Silverthorne passes Summit County’s strictest rules on short-term rentals |

Silverthorne passes Summit County’s strictest rules on short-term rentals

Silverthorne is shown in this photo taken on Angler Mountain. The town is a popular tourist destination, and elected officials voted 6-0 Wednesday in favor of a series of new regulations for the short-term rentals. The proposal must pass again on second reading.
Eli Pace /

Silverthorne Town Council has passed what could be the strictest set of short-term rental regulations yet in Summit County, favoring a 30-minute window to address overnight complaints and occupancy limits Wednesday night on first reading.

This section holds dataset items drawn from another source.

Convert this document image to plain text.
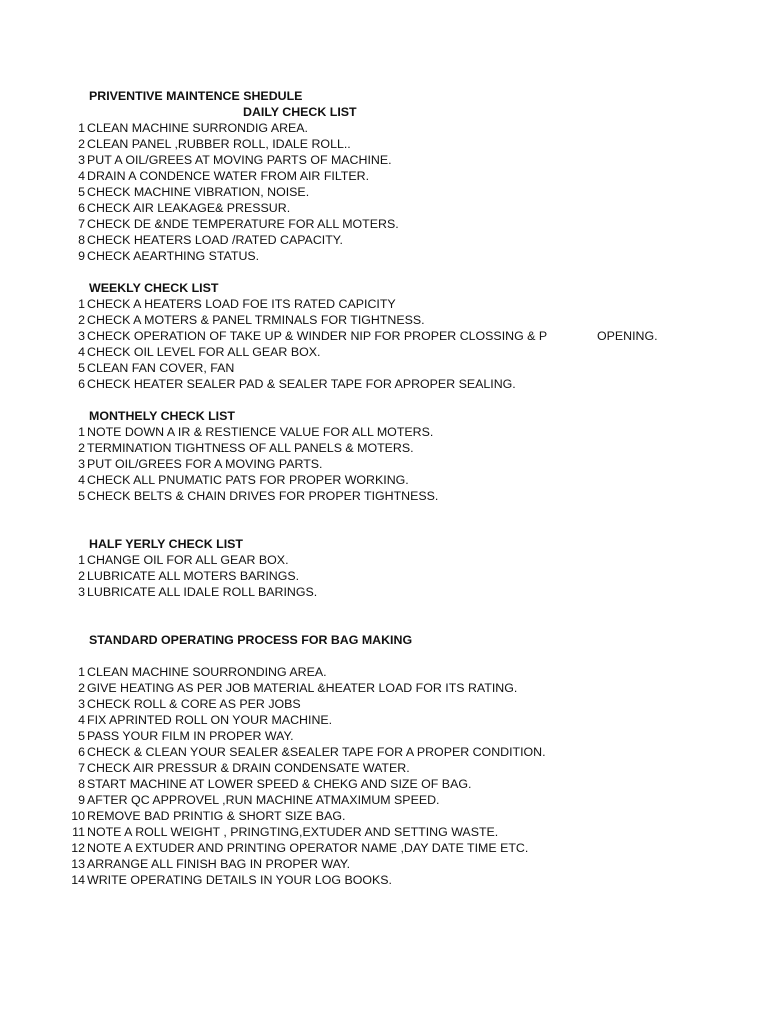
PRIVENTIVE MAINTENCE SHEDULE
DAILY CHECK LIST
1 CLEAN MACHINE SURRONDIG AREA.
2 CLEAN PANEL ,RUBBER ROLL, IDALE ROLL..
3 PUT A OIL/GREES AT MOVING PARTS OF MACHINE.
4 DRAIN A CONDENCE WATER FROM AIR FILTER.
5 CHECK MACHINE VIBRATION, NOISE.
6 CHECK AIR LEAKAGE& PRESSUR.
7 CHECK DE &NDE TEMPERATURE FOR ALL MOTERS.
8 CHECK HEATERS LOAD /RATED CAPACITY.
9 CHECK AEARTHING STATUS.
WEEKLY CHECK LIST
1 CHECK A HEATERS LOAD FOE ITS RATED CAPICITY
2 CHECK A MOTERS & PANEL TRMINALS FOR TIGHTNESS.
3 CHECK OPERATION OF TAKE UP & WINDER NIP FOR PROPER CLOSSING & P	OPENING.
4 CHECK OIL LEVEL FOR ALL GEAR BOX.
5 CLEAN FAN COVER, FAN
6 CHECK HEATER SEALER PAD & SEALER TAPE FOR APROPER SEALING.
MONTHELY CHECK LIST
1 NOTE DOWN A IR & RESTIENCE VALUE FOR ALL MOTERS.
2 TERMINATION TIGHTNESS OF ALL PANELS & MOTERS.
3 PUT OIL/GREES FOR A MOVING PARTS.
4 CHECK ALL PNUMATIC PATS FOR PROPER WORKING.
5 CHECK BELTS & CHAIN DRIVES FOR PROPER TIGHTNESS.
HALF YERLY CHECK LIST
1 CHANGE OIL FOR ALL GEAR BOX.
2 LUBRICATE ALL MOTERS BARINGS.
3 LUBRICATE ALL IDALE ROLL BARINGS.
STANDARD OPERATING PROCESS FOR BAG MAKING
1 CLEAN MACHINE SOURRONDING AREA.
2 GIVE HEATING AS PER JOB MATERIAL &HEATER LOAD FOR ITS RATING.
3 CHECK ROLL & CORE AS PER JOBS
4 FIX APRINTED ROLL ON YOUR MACHINE.
5 PASS YOUR FILM IN PROPER WAY.
6 CHECK & CLEAN YOUR SEALER &SEALER TAPE FOR A PROPER CONDITION.
7 CHECK AIR PRESSUR & DRAIN CONDENSATE WATER.
8 START MACHINE AT LOWER SPEED & CHEKG AND SIZE OF BAG.
9 AFTER QC APPROVEL ,RUN MACHINE ATMAXIMUM SPEED.
10 REMOVE BAD PRINTIG & SHORT SIZE BAG.
11 NOTE A ROLL WEIGHT , PRINGTING,EXTUDER AND SETTING WASTE.
12 NOTE A EXTUDER AND PRINTING OPERATOR NAME ,DAY DATE TIME ETC.
13 ARRANGE ALL FINISH BAG IN PROPER WAY.
14 WRITE OPERATING DETAILS IN YOUR LOG BOOKS.
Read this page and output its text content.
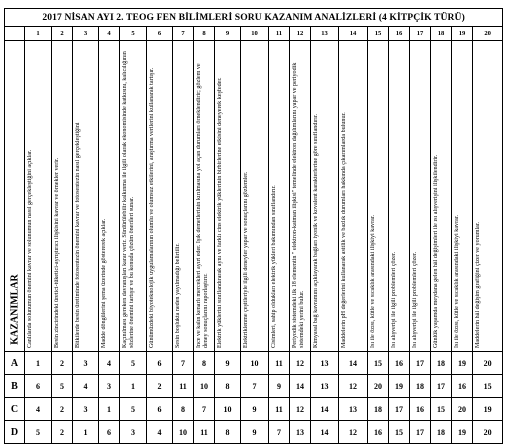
2017 NİSAN AYI 2. TEOG FEN BİLİMLERİ SORU KAZANIM ANALİZLERİ (4 KİTPÇİK TÜRÜ)																				
	1	2	3	4	5	6	7	8	9	10	11	12	13	14	15	16	17	18	19	20

KAZANIMLAR	Canlılarda solunumun önemini kavrar ve solunumun nasıl gerçekleştiğini açıklar.	Besin zincirindeki üretici-tüketici-ayrıştırıcı ilişkisini kavrar ve örnekler verir.	Bitkilerde besin üretiminde fotosentezin önemini kavrar ve fotosentezin nasıl gerçekleştiğini	Madde döngülerini şema üzerinde göstererek açıklar.	Kaçınılması gereken davranışları karar verir. Sürdürülebilir kalkınma ile ilgili olarak ekonomisinde katkısını, kalıcılığının sözlerine önemini tartışır ve bu konuda çözüm önerileri sunar.	Günümüzdeki biyoteknolojik uygulamalarının olumlu ve olumsuz etkilerini, araştırma verilerini kullanarak tartışır.	Sesin boşlukta neden yayılmadığı belirtilir.	İnce ve kalın kenarlı mercekleri ayırt eder. Işık demetlerinin kırılmasına yol açan durumları örneklendirir; gözlem ve deney sonuçlarını raporlaştırır.	Elektrik yüklerini sınıflandırarak aynı ve farklı cins elektrik yüklerinin birbirlerine etkisini deneyerek keşfeder.	Elektriklenme çeşitleriyle ilgili deneyler yapar ve sonuçlarını gözlemler.	Cisimleri, sahip oldukları elektrik yükleri bakımından sınıflandırır.	Periyodik sistemdeki ilk 18 elementin " elektron-katman ilişkisi" temelinde elektron dağılımlarını yapar ve periyodik sistemdeki yerini bulur.	Kimyasal bağ kavramını açıklayarak bağları iyonik ve kovalent karakterlerine göre sınıflandırır.	Maddelerin pH değerlerini kullanarak asitlik ve bazlık durumları hakkında çıkarımlarda bulunur.	Isı ile özısı, kütle ve sıcaklık arasındaki ilişkiyi kavrar.	Isı alışverişi ile ilgili problemleri çözer.	Isı alışverişi ile ilgili problemleri çözer.	Günlük yaşamda meydana gelen hâl değişimleri ile ısı alışverişini ilişkilendirir.	Isı ile özısı, kütle ve sıcaklık arasındaki ilişkiyi kavrar.	Maddelerin hâl değişim grafiğini çizer ve yorumlar.

A	1	2	3	4	5	6	7	8	9	10	11	12	13	14	15	16	17	18	19	20
B	6	5	4	3	1	2	11	10	8	7	9	14	13	12	20	19	18	17	16	15
C	4	2	3	1	5	6	8	7	10	9	11	12	14	13	18	17	16	15	20	19
D	5	2	1	6	3	4	10	11	8	9	7	13	14	12	16	15	17	18	19	20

Passed 6-0, Silverthorne’s new rules for short-term rentals would give “a responsible agent” one hour to address complaints phoned into a countywide call center, unless a complaint comes in between the hours of 11 p.m. and 7 a.m. In that case, the agent will have only 30 minutes to resolve the underlying issue for the complaint. The rules will need to be passed on second reading before they can be enacted.

The occupancy caps, which council also supported Wednesday, would be based on the number of bedrooms inside a home. The count would come from information on file at the Summit County Assessor’s Office, and each short-term rental would allowed to house no more than two guests per bedroom, plus two. A four-bedroom house being used as a short-term rental, for example, would be allowed a maximum of 10 staying guests on any given night.

In addition to the occupancy limits, a new fee structure will also be based on bedroom counts. Aside from clearly spelling out exactly how bedrooms will be counted, town manager Ryan Hyland doesn’t expect any significant changes to the proposed rules between first reading and second, which is expected to happen Oct. 24 at the next council meeting.

Breckenridge recently updated its rules regarding short-term rentals but its officials were unwilling to impose caps and left the mandated response time at one hour at all times.

With the exception of two men, both of whom were representing the same company, no one offered any public comments on the proposed ordinance at Wednesday’s council meeting. Hyland took that as a good sign.

“I’m hoping that means people are feeling like we’ve landed on something that’s fair for everybody,” he said.